Felix Higl

Personal information
- Date of birth: 8 January 1997 (age 29)
- Place of birth: Cologne, Germany
- Height: 1.94 m (6 ft 4 in)
- Position: Forward

Team information
- Current team: Preußen Münster
- Number: 33

Youth career
- 0000–2012: Eintracht Freiburg
- 2012–2013: SC Freiburg
- 2013–2014: TSG Hoffenheim
- 2014–2015: Freiburger FC

Senior career*
- Years: Team / Apps / (Gls)
- 2015: Freiburger FC / 1 / (0)
- 2015–2016: 1. FC Heidenheim / 0 / (0)
- 2016–2019: Bahlinger SC / 74 / (10)
- 2019–2021: SSV Ulm / 69 / (27)
- 2021–2023: VfL Osnabrück / 63 / (6)
- 2023–2025: SSV Ulm 1846 / 63 / (12)
- 2025–2026: Greuther Fürth / 19 / (1)
- 2026–: Preußen Münster / 0 / (0)

= Felix Higl =

German footballer

Felix Higl (born 8 January 1997) is a German professional footballer who plays as a forward for club Preußen Münster.

==Career==
Born in Cologne, Higl played youth football for Eintracht Freiburg, SC Freiburg and TSG Hoffenheim before joining Freiburger FC in 2014. He made 1 senior appearance for Freiburger FC during the 2014–15 season, coming on as a substitute in a 1–1 Oberliga Baden-Württemberg draw with SV Spielberg in March 2015. He spent the 2015–16 season with the under-19s of 1. FC Heidenheim, before joining Bahlinger SC on a three-year contract in summer 2016. After 10 goals in 74 appearances for Bahlinger SC, Higl signed for Regionalliga Südwest club SSV Ulm in January 2019 on a two-and-a-half-year contract. Across two and a half seasons at Ulm, he scored 27 in 69 games.

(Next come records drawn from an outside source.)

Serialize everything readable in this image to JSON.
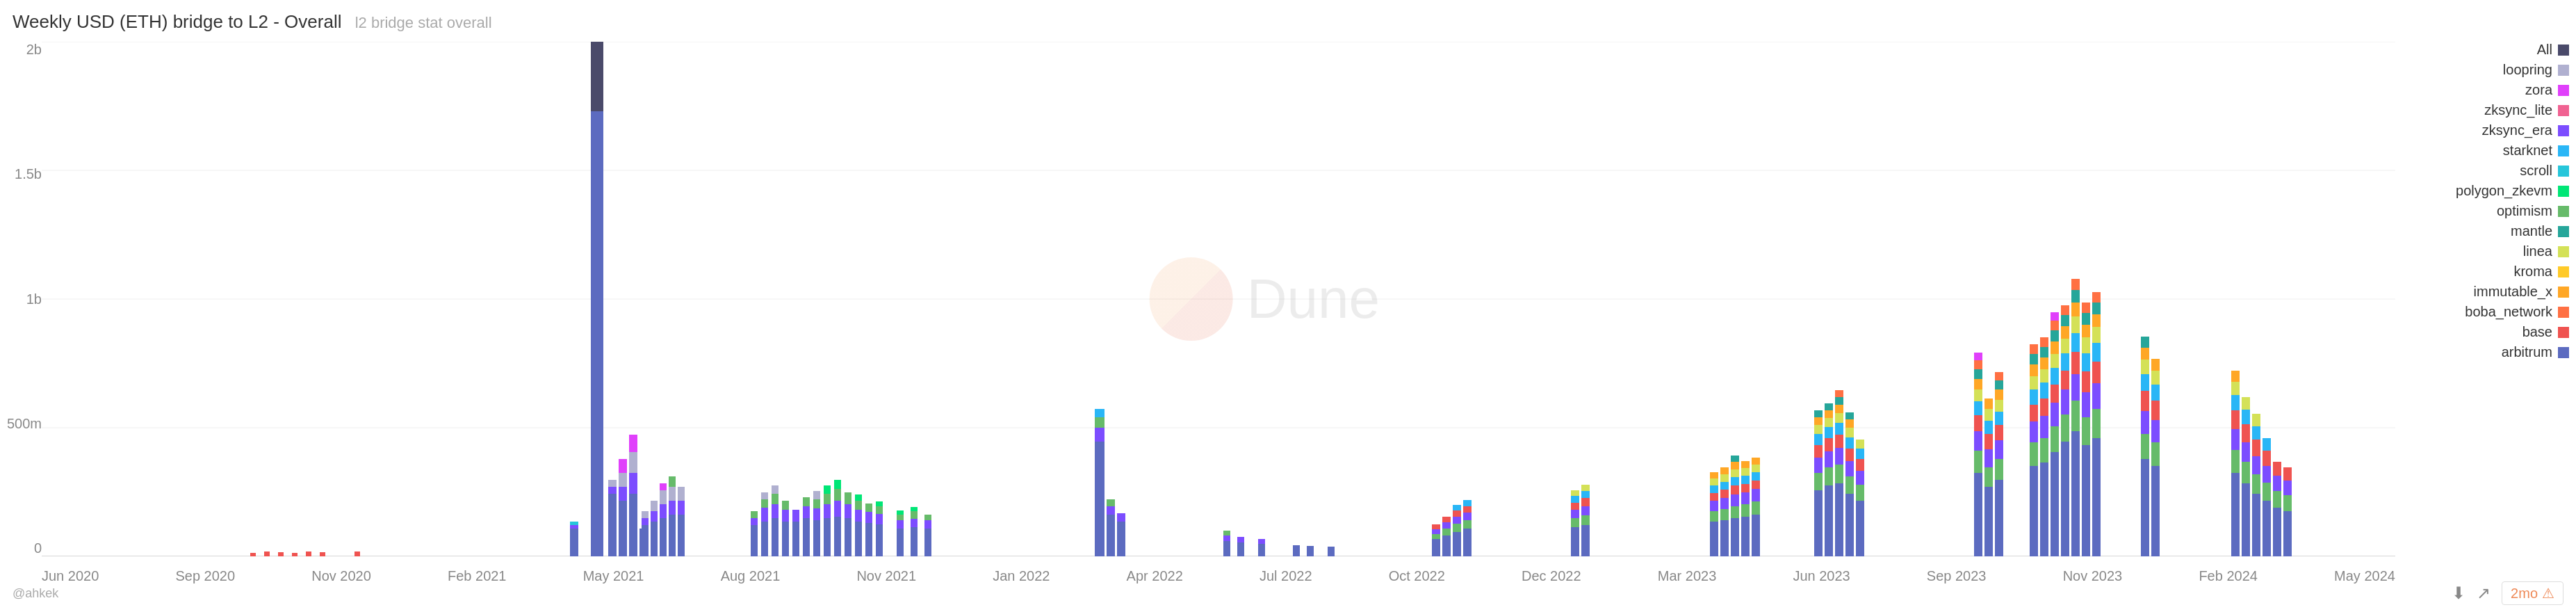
{
  "title": {
    "main": "Weekly USD (ETH) bridge to L2 - Overall",
    "sub": "l2 bridge stat overall"
  },
  "yAxis": {
    "labels": [
      "2b",
      "1.5b",
      "1b",
      "500m",
      "0"
    ]
  },
  "xAxis": {
    "labels": [
      "Jun 2020",
      "Sep 2020",
      "Nov 2020",
      "Feb 2021",
      "May 2021",
      "Aug 2021",
      "Nov 2021",
      "Jan 2022",
      "Apr 2022",
      "Jul 2022",
      "Oct 2022",
      "Dec 2022",
      "Mar 2023",
      "Jun 2023",
      "Sep 2023",
      "Nov 2023",
      "Feb 2024",
      "May 2024"
    ]
  },
  "legend": {
    "items": [
      {
        "label": "All",
        "color": "#4a4a6a"
      },
      {
        "label": "loopring",
        "color": "#b0b0d0"
      },
      {
        "label": "zora",
        "color": "#e040fb"
      },
      {
        "label": "zksync_lite",
        "color": "#f06292"
      },
      {
        "label": "zksync_era",
        "color": "#7c4dff"
      },
      {
        "label": "starknet",
        "color": "#29b6f6"
      },
      {
        "label": "scroll",
        "color": "#26c6da"
      },
      {
        "label": "polygon_zkevm",
        "color": "#00e676"
      },
      {
        "label": "optimism",
        "color": "#66bb6a"
      },
      {
        "label": "mantle",
        "color": "#26a69a"
      },
      {
        "label": "linea",
        "color": "#d4e157"
      },
      {
        "label": "kroma",
        "color": "#ffca28"
      },
      {
        "label": "immutable_x",
        "color": "#ffa726"
      },
      {
        "label": "boba_network",
        "color": "#ff7043"
      },
      {
        "label": "base",
        "color": "#ef5350"
      },
      {
        "label": "arbitrum",
        "color": "#5c6bc0"
      }
    ]
  },
  "watermark": {
    "text": "Dune"
  },
  "attribution": "@ahkek",
  "timeBadge": "2mo",
  "icons": {
    "download": "⬇",
    "share": "↗",
    "warning": "⚠"
  }
}
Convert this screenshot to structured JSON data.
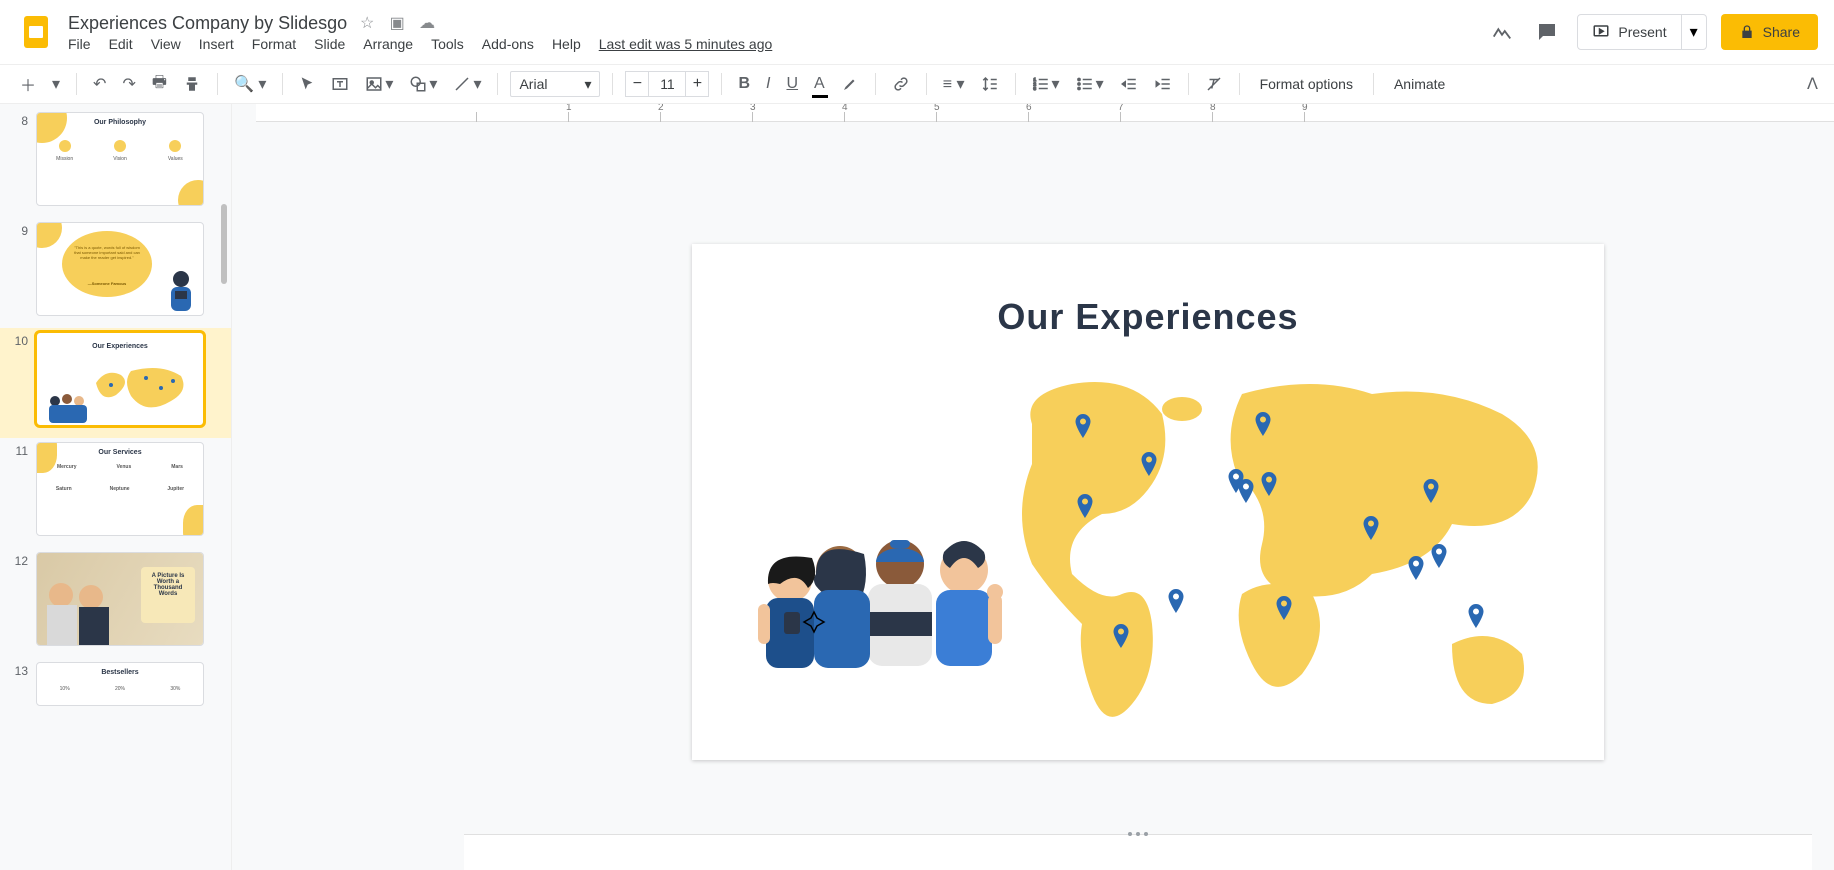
{
  "doc": {
    "title": "Experiences Company by Slidesgo"
  },
  "menu": {
    "file": "File",
    "edit": "Edit",
    "view": "View",
    "insert": "Insert",
    "format": "Format",
    "slide": "Slide",
    "arrange": "Arrange",
    "tools": "Tools",
    "addons": "Add-ons",
    "help": "Help",
    "last_edit": "Last edit was 5 minutes ago"
  },
  "actions": {
    "present": "Present",
    "share": "Share"
  },
  "toolbar": {
    "font": "Arial",
    "size": "11",
    "format_options": "Format options",
    "animate": "Animate"
  },
  "slides": {
    "n8": "8",
    "t8": "Our Philosophy",
    "s8a": "Mission",
    "s8b": "Vision",
    "s8c": "Values",
    "n9": "9",
    "t9_quote": "\"This is a quote, words full of wisdom that someone important said and can make the reader get inspired.\"",
    "t9_author": "—Someone Famous",
    "n10": "10",
    "t10": "Our Experiences",
    "n11": "11",
    "t11": "Our Services",
    "s11a": "Mercury",
    "s11b": "Venus",
    "s11c": "Mars",
    "s11d": "Saturn",
    "s11e": "Neptune",
    "s11f": "Jupiter",
    "n12": "12",
    "t12": "A Picture Is Worth a Thousand Words",
    "n13": "13",
    "t13": "Bestsellers",
    "p13a": "10%",
    "p13b": "20%",
    "p13c": "30%"
  },
  "ruler": {
    "m1": "1",
    "m2": "2",
    "m3": "3",
    "m4": "4",
    "m5": "5",
    "m6": "6",
    "m7": "7",
    "m8": "8",
    "m9": "9"
  },
  "canvas": {
    "title": "Our Experiences"
  }
}
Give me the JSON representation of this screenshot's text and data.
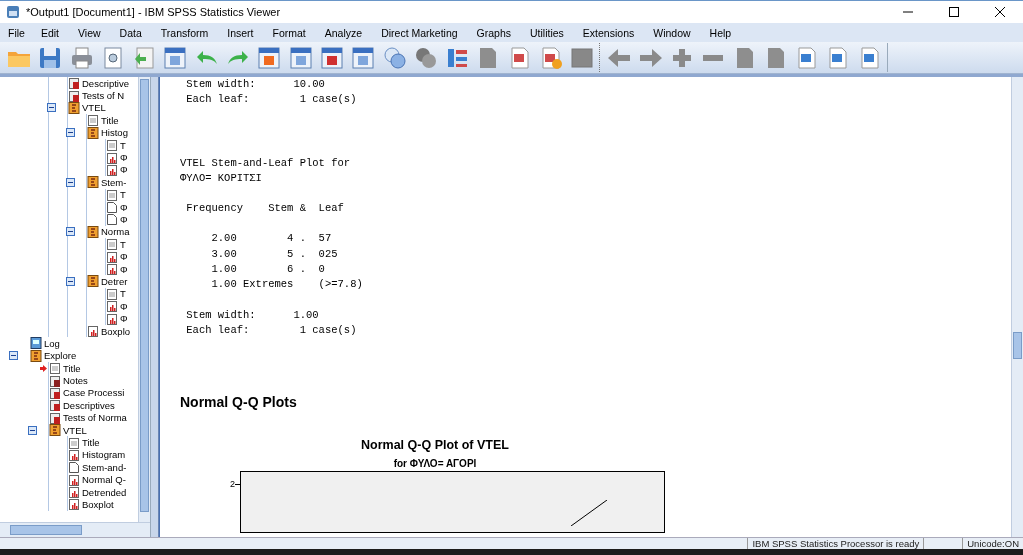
{
  "window": {
    "title": "*Output1 [Document1] - IBM SPSS Statistics Viewer"
  },
  "menu": [
    "File",
    "Edit",
    "View",
    "Data",
    "Transform",
    "Insert",
    "Format",
    "Analyze",
    "Direct Marketing",
    "Graphs",
    "Utilities",
    "Extensions",
    "Window",
    "Help"
  ],
  "outline": [
    {
      "children": [
        {
          "children": [
            {
              "label": "Descriptive",
              "kind": "table"
            },
            {
              "label": "Tests of N",
              "kind": "table"
            },
            {
              "label": "VTEL",
              "kind": "folder",
              "expanded": true,
              "children": [
                {
                  "label": "Title",
                  "kind": "title"
                },
                {
                  "label": "Histog",
                  "kind": "folder",
                  "expanded": true,
                  "children": [
                    {
                      "label": "T",
                      "kind": "title"
                    },
                    {
                      "label": "Φ",
                      "kind": "chart"
                    },
                    {
                      "label": "Φ",
                      "kind": "chart"
                    }
                  ]
                },
                {
                  "label": "Stem-",
                  "kind": "folder",
                  "expanded": true,
                  "children": [
                    {
                      "label": "T",
                      "kind": "title"
                    },
                    {
                      "label": "Φ",
                      "kind": "text"
                    },
                    {
                      "label": "Φ",
                      "kind": "text"
                    }
                  ]
                },
                {
                  "label": "Norma",
                  "kind": "folder",
                  "expanded": true,
                  "children": [
                    {
                      "label": "T",
                      "kind": "title"
                    },
                    {
                      "label": "Φ",
                      "kind": "chart"
                    },
                    {
                      "label": "Φ",
                      "kind": "chart"
                    }
                  ]
                },
                {
                  "label": "Detrer",
                  "kind": "folder",
                  "expanded": true,
                  "children": [
                    {
                      "label": "T",
                      "kind": "title"
                    },
                    {
                      "label": "Φ",
                      "kind": "chart"
                    },
                    {
                      "label": "Φ",
                      "kind": "chart"
                    }
                  ]
                },
                {
                  "label": "Boxplo",
                  "kind": "chart"
                }
              ]
            }
          ]
        }
      ]
    },
    {
      "label": "Log",
      "kind": "log"
    },
    {
      "label": "Explore",
      "kind": "folder",
      "expanded": true,
      "children": [
        {
          "label": "Title",
          "kind": "title",
          "current": true
        },
        {
          "label": "Notes",
          "kind": "notes"
        },
        {
          "label": "Case Processi",
          "kind": "table"
        },
        {
          "label": "Descriptives",
          "kind": "table"
        },
        {
          "label": "Tests of Norma",
          "kind": "table"
        },
        {
          "label": "VTEL",
          "kind": "folder",
          "expanded": true,
          "children": [
            {
              "label": "Title",
              "kind": "title"
            },
            {
              "label": "Histogram",
              "kind": "chart"
            },
            {
              "label": "Stem-and-",
              "kind": "text"
            },
            {
              "label": "Normal Q-",
              "kind": "chart"
            },
            {
              "label": "Detrended",
              "kind": "chart"
            },
            {
              "label": "Boxplot",
              "kind": "chart"
            }
          ]
        }
      ]
    }
  ],
  "stem_leaf_plots": [
    {
      "footer": [
        " Stem width:      10.00",
        " Each leaf:        1 case(s)"
      ]
    },
    {
      "title": [
        "VTEL Stem-and-Leaf Plot for",
        "ΦΥΛΟ= ΚΟΡΙΤΣΙ"
      ],
      "header": " Frequency    Stem &  Leaf",
      "rows": [
        "     2.00        4 .  57",
        "     3.00        5 .  025",
        "     1.00        6 .  0",
        "     1.00 Extremes    (>=7.8)"
      ],
      "footer": [
        " Stem width:      1.00",
        " Each leaf:        1 case(s)"
      ]
    }
  ],
  "qq_section": {
    "heading": "Normal Q-Q Plots",
    "chart_title": "Normal Q-Q Plot of VTEL",
    "chart_subtitle": "for ΦΥΛΟ= ΑΓΟΡΙ",
    "y_tick": "2"
  },
  "status_bar": {
    "message": "IBM SPSS Statistics Processor is ready",
    "encoding": "Unicode:ON"
  }
}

In June 2021, Higl signed for VfL Osnabrück of the 3. Liga on a two-year contract.

On 24 June 2025, Higl signed a two-year contract with 2. Bundesliga club Greuther Fürth.

==Career statistics==

Appearances and goals by club, season and competition
Club: Season; League; Cup; Europe; Other; Total
Division: Apps; Goals; Apps; Goals; Apps; Goals; Apps; Goals; Apps; Goals
Freiburger FC: 2014–25; Oberliga Baden-Württemberg; 1; 0; 0; 0; —; —; 1; 0
Bahlinger SC: 2016–17; Oberliga Baden-Württemberg; 28; 1; 0; 0; —; 4; 0; 32; 1
2017–18: 28; 5; 0; 0; —; 3; 0; 31; 5
2018–19: 18; 4; 0; 0; —; 4; 1; 22; 8
Total: 74; 10; 0; 0; 0; 0; 11; 1; 85; 11
SSV Ulm: 2018–19; Regionalliga Südwest; 10; 9; 0; 0; —; 3; 2; 13; 11
2019–20: 20; 5; 1; 0; —; 5; 5; 26; 10
2020–21: 39; 13; 2; 1; —; 4; 8; 45; 22
Total: 69; 27; 3; 1; 0; 0; 12; 15; 84; 43
VfL Osnabrück: 2021–22; 3. Liga; 36; 4; 2; 0; —; 2; 2; 40; 6
2022–23: 27; 2; 0; 0; —; 2; 0; 29; 2
Total: 63; 6; 2; 0; 0; 0; 4; 2; 69; 8
SSV Ulm: 2023–24; 3. Liga; 34; 7; 0; 0; —; 4; 2; 38; 9
2024–25: 2. Bundesliga; 23; 4; 1; 0; —; —; 24; 4
Total: 57; 11; 1; 0; 0; 0; 4; 2; 62; 13
Career total: 264; 54; 6; 1; 0; 0; 31; 20; 301; 75

==Personal life==
Higl is the son of former Bundesliga player Alfons Higl.